Trotz aller Behauptungen, man habe nichts von den Grausamkeiten im Lager gewusst, existierte eine öffentliche Diskussion über die Benennung des Lagers während seiner Dauer. Zusätzlich bat die SS beim Bürgermeister von Weimar um die Erlaubnis, das städtische Krematorium mitzubenutzen. Dies macht es schwer vorstellbar, dass die Bewohner Weimars nicht zumindest ahnten, was auf dem Ettersberg vor sich ging.
Bereits kurz nach Inbetriebsetzung des KZ war das Lager überfüllt, sodass die Gefangenen schon 1938 an seinem Ausbau arbeiteten. Aufgrund der anstrengenden Arbeit, der Unterversorgung von Nahrungsmittel und Wasser starben bei dieser Tätigkeit sehr viele Häftlinge. Daneben raffte Typhus einen Teil der Inhaftierten hin.

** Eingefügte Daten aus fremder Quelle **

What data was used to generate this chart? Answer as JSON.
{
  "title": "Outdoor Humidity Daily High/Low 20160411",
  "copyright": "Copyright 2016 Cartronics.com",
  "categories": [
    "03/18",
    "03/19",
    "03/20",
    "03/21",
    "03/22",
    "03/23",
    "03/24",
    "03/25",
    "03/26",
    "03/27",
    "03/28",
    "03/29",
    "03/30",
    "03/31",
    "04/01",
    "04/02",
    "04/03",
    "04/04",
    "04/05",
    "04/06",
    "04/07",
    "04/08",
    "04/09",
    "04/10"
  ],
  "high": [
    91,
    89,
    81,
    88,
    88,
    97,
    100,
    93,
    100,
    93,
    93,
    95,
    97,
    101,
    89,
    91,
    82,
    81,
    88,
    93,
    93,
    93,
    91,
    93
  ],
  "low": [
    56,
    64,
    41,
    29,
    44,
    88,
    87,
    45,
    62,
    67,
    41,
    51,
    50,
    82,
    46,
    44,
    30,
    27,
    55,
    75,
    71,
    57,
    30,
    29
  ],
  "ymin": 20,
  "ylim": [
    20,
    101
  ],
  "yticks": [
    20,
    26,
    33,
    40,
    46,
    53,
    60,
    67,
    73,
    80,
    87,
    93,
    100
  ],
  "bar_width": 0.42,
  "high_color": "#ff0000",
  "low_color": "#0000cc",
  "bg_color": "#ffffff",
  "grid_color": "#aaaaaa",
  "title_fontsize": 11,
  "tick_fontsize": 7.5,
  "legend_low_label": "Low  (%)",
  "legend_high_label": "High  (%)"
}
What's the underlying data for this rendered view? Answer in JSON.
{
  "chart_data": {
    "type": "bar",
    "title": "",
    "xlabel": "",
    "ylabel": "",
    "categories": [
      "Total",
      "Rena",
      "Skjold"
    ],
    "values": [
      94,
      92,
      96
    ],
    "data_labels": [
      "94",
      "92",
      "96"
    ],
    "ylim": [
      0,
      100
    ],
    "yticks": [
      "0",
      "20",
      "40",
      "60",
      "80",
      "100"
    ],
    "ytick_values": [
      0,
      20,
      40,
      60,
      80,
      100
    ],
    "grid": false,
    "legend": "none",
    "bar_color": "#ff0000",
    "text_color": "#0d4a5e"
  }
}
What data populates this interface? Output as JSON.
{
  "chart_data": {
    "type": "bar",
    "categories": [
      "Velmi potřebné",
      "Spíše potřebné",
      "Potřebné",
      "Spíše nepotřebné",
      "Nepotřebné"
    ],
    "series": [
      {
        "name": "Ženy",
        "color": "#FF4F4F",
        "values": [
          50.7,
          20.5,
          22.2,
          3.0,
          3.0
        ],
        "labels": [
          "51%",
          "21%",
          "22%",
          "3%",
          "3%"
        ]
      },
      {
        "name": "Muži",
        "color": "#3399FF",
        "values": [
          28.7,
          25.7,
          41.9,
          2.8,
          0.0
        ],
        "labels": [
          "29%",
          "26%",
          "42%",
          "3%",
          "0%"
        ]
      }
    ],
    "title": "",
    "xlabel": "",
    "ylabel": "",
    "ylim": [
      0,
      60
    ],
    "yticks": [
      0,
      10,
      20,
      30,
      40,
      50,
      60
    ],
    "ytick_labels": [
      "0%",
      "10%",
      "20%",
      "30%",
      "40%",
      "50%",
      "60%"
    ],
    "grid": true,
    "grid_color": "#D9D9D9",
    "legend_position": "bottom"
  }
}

Das bald größte Konzentrationslager auf deutschem Boden beherbergte neben Juden und Homosexuellen primär politische Gegner und einige der führenden Wissenschaftler Deutschlands. Sie waren umringt von drei Meter hohem Stacheldrahtzaun umfasst, der unter Strom stand. Innerhalb der Gefangenen sorgte eine Befehlsstruktur dafür, dass niemand auf die Idee kam, sich gegen die SS zu stellen. Durch farbliche Wimpel waren die Häftlinge nach ihrem Inhaftierungsgrund sortiert und auch innerhalb dieser Aufteilung sorgte die Befehlsstruktur für Ordnung. In Buchenwald überlebten nur die, die den Nationalsozialisten von Nutzen waren. Man nannte sie die sog. Funktionshäftlinge. Diejenigen, die den Nationalsozialisten nichts nutzten, wurden nach Ausschwitz gebracht. Das spiegelte sich am Alter der Inhaftierten wider: Im Dezember 1944 war jeder 3. Gefangene jünger als 21 Jahre.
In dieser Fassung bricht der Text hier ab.